New meaning to “elective” surgery.

Does this sound like it’s based on principle or politics?

New York Sen. Hillary Rodham Clinton was part of the last significant effort to overhaul the system during her husband’s administration. That attempt failed, but the Democratic candidates said Saturday that the conditions exist to push for dramatic change.

But Clinton warned that getting there would still be difficult. “We don’t just need candidates to have a plan,” she said. “All of them have plans. We need a movement. We need people to make this the number one voting issue in the ’08 election.”

At least Sen. Obama had the decency to speak of “the need to solve the problem now,” although I’m sure his solution will involve the kind of theft proposed by John Edwards. Instead, Sen. Clinton made a transparent plea about getting elected above any need to debate the merits of this “problem.”

I can’t imagine any of these candidates getting my vote in 2008.

How is answering the question avoiding it?

I’m not sure I understand the furor here.

President Bush encouraged governors Monday to support his call for changing the tax code to help more people buy private healthcare insurance, but did not address their pleas to increase funding for a healthcare program that insures millions of children of the working poor.

Bush avoided the question. Except, not so much.

“I’m looking forward to working with Congress on health care. I firmly believe … that states are often times the best place to reform systems and work on programs that meet needs,” he said.

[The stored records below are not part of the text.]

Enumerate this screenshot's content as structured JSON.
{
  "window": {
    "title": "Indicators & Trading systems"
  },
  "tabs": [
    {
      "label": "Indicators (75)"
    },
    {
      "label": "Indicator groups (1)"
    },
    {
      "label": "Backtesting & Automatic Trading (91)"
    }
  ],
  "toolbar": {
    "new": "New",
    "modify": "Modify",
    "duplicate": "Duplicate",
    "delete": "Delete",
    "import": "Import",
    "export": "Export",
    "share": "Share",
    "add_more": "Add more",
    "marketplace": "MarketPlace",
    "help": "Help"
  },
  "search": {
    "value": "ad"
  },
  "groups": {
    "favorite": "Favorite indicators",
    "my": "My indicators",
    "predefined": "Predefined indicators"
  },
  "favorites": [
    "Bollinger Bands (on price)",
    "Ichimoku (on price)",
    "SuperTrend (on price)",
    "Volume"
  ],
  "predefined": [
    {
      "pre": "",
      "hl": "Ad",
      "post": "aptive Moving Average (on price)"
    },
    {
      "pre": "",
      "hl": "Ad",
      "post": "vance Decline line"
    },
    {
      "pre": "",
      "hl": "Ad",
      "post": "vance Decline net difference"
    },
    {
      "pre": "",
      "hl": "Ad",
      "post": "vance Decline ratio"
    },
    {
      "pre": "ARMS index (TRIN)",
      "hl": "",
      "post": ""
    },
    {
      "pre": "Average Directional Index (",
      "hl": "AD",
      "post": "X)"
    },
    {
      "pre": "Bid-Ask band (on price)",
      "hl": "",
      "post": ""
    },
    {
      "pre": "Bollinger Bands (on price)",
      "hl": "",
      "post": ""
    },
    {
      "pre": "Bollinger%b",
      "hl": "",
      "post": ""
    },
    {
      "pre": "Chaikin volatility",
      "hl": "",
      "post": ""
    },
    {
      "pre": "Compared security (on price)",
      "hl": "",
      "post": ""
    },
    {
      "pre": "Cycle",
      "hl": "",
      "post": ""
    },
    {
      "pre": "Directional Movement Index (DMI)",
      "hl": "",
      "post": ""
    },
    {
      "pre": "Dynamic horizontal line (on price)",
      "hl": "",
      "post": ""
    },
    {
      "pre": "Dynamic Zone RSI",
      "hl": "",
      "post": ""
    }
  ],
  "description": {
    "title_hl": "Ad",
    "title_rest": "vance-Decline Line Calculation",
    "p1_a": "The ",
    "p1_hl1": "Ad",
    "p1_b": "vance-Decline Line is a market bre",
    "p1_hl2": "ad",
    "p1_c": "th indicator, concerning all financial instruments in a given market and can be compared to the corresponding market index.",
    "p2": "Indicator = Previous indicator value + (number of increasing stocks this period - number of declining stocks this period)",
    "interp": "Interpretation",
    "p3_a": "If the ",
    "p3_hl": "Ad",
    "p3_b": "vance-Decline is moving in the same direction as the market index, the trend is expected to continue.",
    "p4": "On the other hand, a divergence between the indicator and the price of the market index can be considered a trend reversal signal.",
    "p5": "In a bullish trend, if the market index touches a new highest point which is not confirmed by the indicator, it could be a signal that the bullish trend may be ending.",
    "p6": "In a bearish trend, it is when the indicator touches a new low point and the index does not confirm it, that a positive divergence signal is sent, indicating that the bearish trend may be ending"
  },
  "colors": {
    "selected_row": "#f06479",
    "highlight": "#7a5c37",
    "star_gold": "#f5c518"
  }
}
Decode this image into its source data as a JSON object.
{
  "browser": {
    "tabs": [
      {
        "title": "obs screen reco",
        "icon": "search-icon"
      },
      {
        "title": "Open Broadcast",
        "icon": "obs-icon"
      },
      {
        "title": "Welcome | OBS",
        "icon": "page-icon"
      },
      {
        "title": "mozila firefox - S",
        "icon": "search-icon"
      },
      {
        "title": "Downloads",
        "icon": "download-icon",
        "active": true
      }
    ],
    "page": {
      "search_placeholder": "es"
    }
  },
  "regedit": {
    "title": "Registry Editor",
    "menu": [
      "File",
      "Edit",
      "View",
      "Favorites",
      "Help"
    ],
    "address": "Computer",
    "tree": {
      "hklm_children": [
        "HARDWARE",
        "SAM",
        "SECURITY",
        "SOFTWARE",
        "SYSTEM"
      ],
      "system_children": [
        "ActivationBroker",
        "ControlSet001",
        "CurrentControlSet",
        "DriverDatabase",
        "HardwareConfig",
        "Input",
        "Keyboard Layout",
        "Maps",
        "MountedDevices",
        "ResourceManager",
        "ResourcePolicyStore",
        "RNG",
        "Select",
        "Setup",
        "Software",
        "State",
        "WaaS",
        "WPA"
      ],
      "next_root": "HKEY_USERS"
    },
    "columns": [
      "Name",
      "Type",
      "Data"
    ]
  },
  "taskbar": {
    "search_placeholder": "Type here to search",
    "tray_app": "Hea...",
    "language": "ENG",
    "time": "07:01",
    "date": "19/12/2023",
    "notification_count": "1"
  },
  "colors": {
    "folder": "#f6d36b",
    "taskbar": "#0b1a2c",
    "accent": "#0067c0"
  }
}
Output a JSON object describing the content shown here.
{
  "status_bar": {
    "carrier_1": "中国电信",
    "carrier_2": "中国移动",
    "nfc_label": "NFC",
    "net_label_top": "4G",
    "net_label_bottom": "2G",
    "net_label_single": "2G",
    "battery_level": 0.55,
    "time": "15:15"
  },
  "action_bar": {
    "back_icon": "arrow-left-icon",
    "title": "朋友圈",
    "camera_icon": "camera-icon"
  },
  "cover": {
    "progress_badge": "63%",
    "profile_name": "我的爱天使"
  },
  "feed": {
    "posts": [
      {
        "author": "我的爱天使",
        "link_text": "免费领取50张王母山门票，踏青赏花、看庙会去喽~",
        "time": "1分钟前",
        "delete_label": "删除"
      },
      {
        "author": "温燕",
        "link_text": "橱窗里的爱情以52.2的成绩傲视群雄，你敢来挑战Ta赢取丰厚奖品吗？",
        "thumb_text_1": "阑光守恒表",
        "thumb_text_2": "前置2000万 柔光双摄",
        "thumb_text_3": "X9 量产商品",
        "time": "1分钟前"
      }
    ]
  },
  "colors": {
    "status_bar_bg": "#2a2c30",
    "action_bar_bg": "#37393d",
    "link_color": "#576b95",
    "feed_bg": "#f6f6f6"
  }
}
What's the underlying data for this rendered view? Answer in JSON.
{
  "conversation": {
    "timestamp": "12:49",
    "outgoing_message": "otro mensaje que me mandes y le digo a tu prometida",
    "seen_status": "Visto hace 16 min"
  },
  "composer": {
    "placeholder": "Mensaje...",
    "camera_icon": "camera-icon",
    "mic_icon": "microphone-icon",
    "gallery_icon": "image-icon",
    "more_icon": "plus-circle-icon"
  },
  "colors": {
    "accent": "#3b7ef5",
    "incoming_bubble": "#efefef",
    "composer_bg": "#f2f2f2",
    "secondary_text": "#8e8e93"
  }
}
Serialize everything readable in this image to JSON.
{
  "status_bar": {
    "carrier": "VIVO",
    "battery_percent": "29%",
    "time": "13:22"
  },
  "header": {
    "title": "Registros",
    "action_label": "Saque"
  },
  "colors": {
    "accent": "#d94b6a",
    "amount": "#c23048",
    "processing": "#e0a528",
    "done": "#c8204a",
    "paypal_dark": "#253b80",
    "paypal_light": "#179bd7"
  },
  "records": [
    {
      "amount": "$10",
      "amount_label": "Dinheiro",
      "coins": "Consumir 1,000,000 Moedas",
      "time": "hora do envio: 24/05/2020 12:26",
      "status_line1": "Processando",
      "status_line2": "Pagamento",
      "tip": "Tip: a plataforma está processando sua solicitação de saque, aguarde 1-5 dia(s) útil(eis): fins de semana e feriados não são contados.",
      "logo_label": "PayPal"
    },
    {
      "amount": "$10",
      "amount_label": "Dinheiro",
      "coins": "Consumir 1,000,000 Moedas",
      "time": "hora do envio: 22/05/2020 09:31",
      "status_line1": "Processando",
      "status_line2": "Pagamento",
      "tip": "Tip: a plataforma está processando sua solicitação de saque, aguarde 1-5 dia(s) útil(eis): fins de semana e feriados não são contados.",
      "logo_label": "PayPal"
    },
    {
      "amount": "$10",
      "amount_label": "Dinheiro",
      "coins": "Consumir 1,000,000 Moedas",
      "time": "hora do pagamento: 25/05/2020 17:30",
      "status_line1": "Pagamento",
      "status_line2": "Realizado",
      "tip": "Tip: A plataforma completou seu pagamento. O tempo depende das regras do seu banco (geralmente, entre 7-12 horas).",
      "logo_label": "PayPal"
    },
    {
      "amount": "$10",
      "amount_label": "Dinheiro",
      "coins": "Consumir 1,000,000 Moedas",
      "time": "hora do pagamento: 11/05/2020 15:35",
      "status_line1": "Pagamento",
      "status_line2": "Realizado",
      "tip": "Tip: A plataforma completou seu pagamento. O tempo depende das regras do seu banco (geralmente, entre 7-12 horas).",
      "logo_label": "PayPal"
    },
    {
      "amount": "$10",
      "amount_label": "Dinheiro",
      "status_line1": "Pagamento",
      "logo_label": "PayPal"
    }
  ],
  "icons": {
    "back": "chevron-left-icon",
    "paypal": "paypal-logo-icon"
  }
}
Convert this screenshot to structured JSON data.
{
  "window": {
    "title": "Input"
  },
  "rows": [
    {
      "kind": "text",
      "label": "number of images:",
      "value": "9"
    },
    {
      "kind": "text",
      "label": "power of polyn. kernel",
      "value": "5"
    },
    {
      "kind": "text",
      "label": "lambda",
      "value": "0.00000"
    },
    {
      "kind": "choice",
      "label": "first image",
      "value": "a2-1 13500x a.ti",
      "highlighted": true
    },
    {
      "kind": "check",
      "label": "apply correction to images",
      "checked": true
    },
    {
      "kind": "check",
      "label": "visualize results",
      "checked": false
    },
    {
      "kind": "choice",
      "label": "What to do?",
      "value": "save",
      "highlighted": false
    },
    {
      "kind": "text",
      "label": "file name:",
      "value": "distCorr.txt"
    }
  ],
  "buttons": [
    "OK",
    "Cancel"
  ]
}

I don’t think he believes, or at least his actions do not support that statement. However, his statement in this context is correct. National reform is necessary, but in the opposite direction from what I suspect the governors want. Sure, it’d be nice to get all of the benefits of covering people for your state without paying the bill yourself, at least not directly. (I’m ignoring the public vs. private debate for the moment.) But that’s not happening without taking from one to give to another. If it’s appropriate at all, the state is the highest level where it should be done with this issue.

Essentially, it comes down to this statement, but understood through reality instead of wishful thinking:

Gov. Jon Corzine, a New Jersey Democrat, warned that the administration’s budget promised illusory savings. “You end up paying for this in other ways — uncompensated care, emergency rooms,” Corzine said. “This is pay me now or pay me later.”

Every spending decision faces the same test. The only issue at stake is who is willing to face that truth. Gov. Corzine should look at his own budget rather than pawning blame onto the Bush administration.